Good Shepherd School president and CEO Tommy Moran said he was thrilled to open the Gayle and Tom Benson Good Shepherd School Giving Hope Campus for impoverished children in kindergarten through seventh grade.
“At a time when inner-city Catholic schools are closing at an alarming rate throughout the country, Good Shepherd School is defying the odds and opening a second campus in the Desire-Florida community,” Moran said. “When someone like Mrs. Gayle Benson … believes in and supports the mission, it serves as a catalyst for others to embrace the mission.”
Many benefactors
Moran also is grateful for the generosity of Troy and Tracy Duhon, founders of the Giving Hope Foundation, which runs the Giving Hope Community Center nearby, and other foundations and individuals for making Good Shepherd’s growth possible.
The second campus, a five-minute drive from the first, will comprise 24,000 square feet of modular buildings – already at the new site – that will be converted into an elementary school resembling the original Agriculture Street Good Shepherd School.
Good Shepherd School has obtained state approval for the Giving Hope campus, but since the new campus isn’t open yet, two students are in school at the Agriculture Street site. Construction, utility installation and proper permitting are delaying the opening to additional students for another six to nine months, Moran said.
The structures and the land were provided by the Duhons, and through a user agreement, the Giving Hope Foundation’s Community Center gym, afterschool and summer programs will be available to Good Shepherd School Giving Hope students.
Progress since founding
Good Shepherd School was founded on Baronne Street in 2001 by the late Jesuit Father Harry Tompson to help low-income urban youth break the cycle of generational financial poverty and “reach their potential by providing them with an extended day, year-round, quality faith-based education.” It opened with one grade a year until seventh grade was added. The new location will follow that model, Moran said.
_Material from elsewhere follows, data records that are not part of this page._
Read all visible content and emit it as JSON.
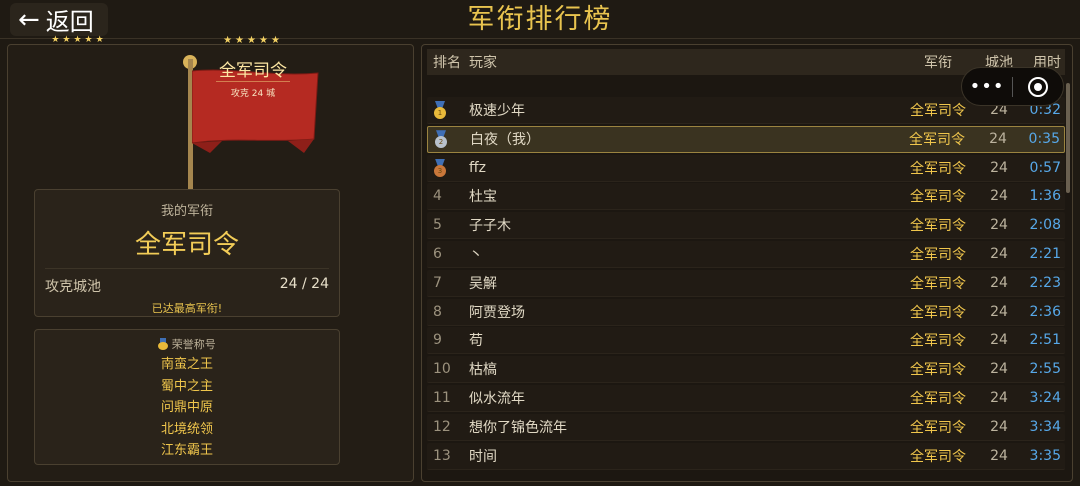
{
  "header": {
    "back_label": "返回",
    "title": "军衔排行榜"
  },
  "flag": {
    "stars": "★★★★★",
    "rank": "全军司令",
    "sub": "攻克 24 城"
  },
  "my_rank": {
    "label": "我的军衔",
    "value": "全军司令",
    "conquer_label": "攻克城池",
    "conquer_value": "24 / 24",
    "note": "已达最高军衔!"
  },
  "honor": {
    "title": "荣誉称号",
    "items": [
      "南蛮之王",
      "蜀中之主",
      "问鼎中原",
      "北境统领",
      "江东霸王"
    ]
  },
  "table": {
    "headers": {
      "rank": "排名",
      "player": "玩家",
      "title": "军衔",
      "city": "城池",
      "time": "用时"
    },
    "rows": [
      {
        "rank": "1",
        "player": "极速少年",
        "title": "全军司令",
        "city": "24",
        "time": "0:32"
      },
      {
        "rank": "2",
        "player": "白夜（我）",
        "title": "全军司令",
        "city": "24",
        "time": "0:35"
      },
      {
        "rank": "3",
        "player": "ffz",
        "title": "全军司令",
        "city": "24",
        "time": "0:57"
      },
      {
        "rank": "4",
        "player": "杜宝",
        "title": "全军司令",
        "city": "24",
        "time": "1:36"
      },
      {
        "rank": "5",
        "player": "子子木",
        "title": "全军司令",
        "city": "24",
        "time": "2:08"
      },
      {
        "rank": "6",
        "player": "丶",
        "title": "全军司令",
        "city": "24",
        "time": "2:21"
      },
      {
        "rank": "7",
        "player": "吴解",
        "title": "全军司令",
        "city": "24",
        "time": "2:23"
      },
      {
        "rank": "8",
        "player": "阿贾登场",
        "title": "全军司令",
        "city": "24",
        "time": "2:36"
      },
      {
        "rank": "9",
        "player": "苟",
        "title": "全军司令",
        "city": "24",
        "time": "2:51"
      },
      {
        "rank": "10",
        "player": "枯槁",
        "title": "全军司令",
        "city": "24",
        "time": "2:55"
      },
      {
        "rank": "11",
        "player": "似水流年",
        "title": "全军司令",
        "city": "24",
        "time": "3:24"
      },
      {
        "rank": "12",
        "player": "想你了锦色流年",
        "title": "全军司令",
        "city": "24",
        "time": "3:34"
      },
      {
        "rank": "13",
        "player": "时间",
        "title": "全军司令",
        "city": "24",
        "time": "3:35"
      }
    ]
  },
  "colors": {
    "accent_gold": "#e9c44f",
    "time_blue": "#57a8e8",
    "flag_red": "#b52a22",
    "medal_gold": "#e8b93a",
    "medal_silver": "#b9c2cc",
    "medal_bronze": "#c9773a"
  },
  "icons": {
    "back": "arrow-left-icon",
    "medal": "medal-icon",
    "more": "more-dots-icon",
    "close": "target-close-icon"
  }
}
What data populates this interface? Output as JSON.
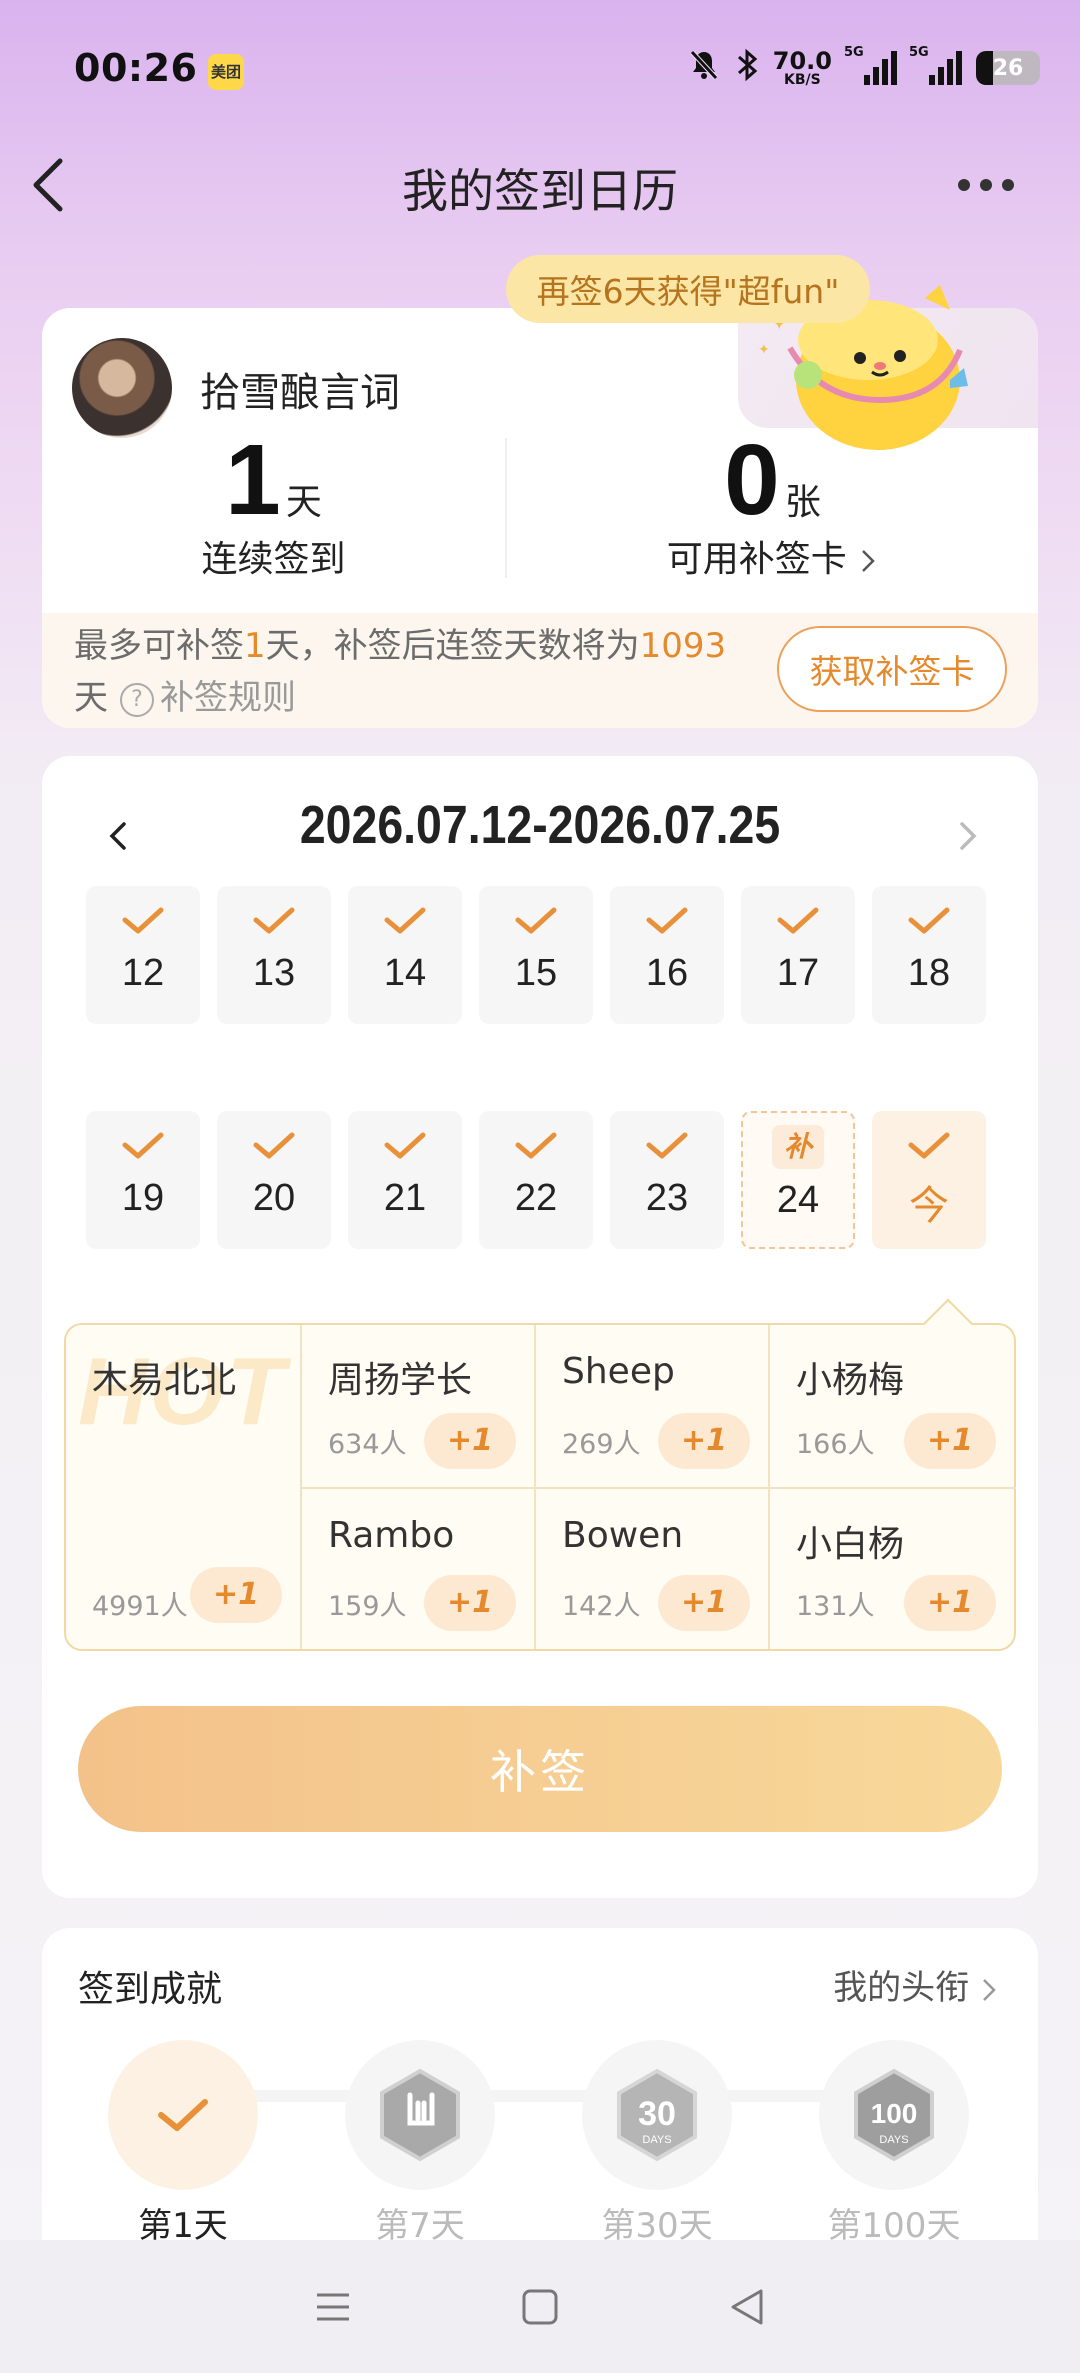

Good Shepherd schools tout low student-teacher ratios in the classroom, an extended-day curriculum that focuses on childhood literacy and reading readiness, wrap-around social services while a student attends elementary school and then a commitment to “follow and support graduates through high school and college.”
Beyond an elementary education, Good Shepherd provides “extensive mental health, social-emotional and trauma wrap-around social services” with two licensed social workers, a school nurse, an accommodations coordinator and academic interventionists as well as a summer program that continues core class instruction while exposing students to music, the arts and athletics, Moran said.
Providing services necessary to a student’s success has resulted in 100% of Good Shepherd’s 239 elementary graduates completing high school in local Catholic, private and charter high schools in four years, and 85% pursuing a college education, outpacing national statistics. Currently, 148 are thriving in high school, Moran said.
From the beginning, Father Tompson integrated the community in the school’s success. Every student’s tuition is completely funded by others, Moran said. It costs an average of $14,000 a year to educate each student. Approximately 55% of tuition is provided through state tuition programs (Louisiana Scholarship Program, Tuition Donation Credit Program, NSECD PK-4 Program), and the remaining funds are raised by the school, the annual appeal and its supporters.
Supportive “partners in mission” (individuals, corporations and foundations) and school fundraisers fill in the tuition gap of approximately $1.5 million annually. The school’s annual golf tournament is March 22 at Lakewood Golf Club.
“The goal is to have true partners who insist on accountability and results – all of which GSS has been able to successfully deliver for almost 23 years,” he said.
Among the business leaders who believe in Good Shepherd is Tim Bennett, senior vice president of Hancock Whitney Bank.
“If you invest in education – and you invest in that education at a young age and take them through this model of the Good Shepherd School – these are going to be winners, and they are going to change the city of New Orleans,” Bennett said. “If we can take and make one Good Shepherd into five, just in the city of New Orleans, you can break generational poverty. You can give children a chance. You can invest in the future leaders of New Orleans and the United States.”
Brian Grenrood, chief of staff of Jefferson Parish Council Division B who is vice president the Good Shepherd board, believes this model is how New Orleans can be saved.
“This is one of those pillars that can be the groundwork for saving this city and allowing this city to have a future,” Grenrood said. “I want to see New Orleans saved, and Good Shepherd, to me, is one of the ways to save it for future generations.”
“I think the best thing you can do is invest in the future, and I can’t see a better opportunity than the Good Shepherd School – it is investing in the future.” added Michael Harkins, executive vice president of Universal ComOne.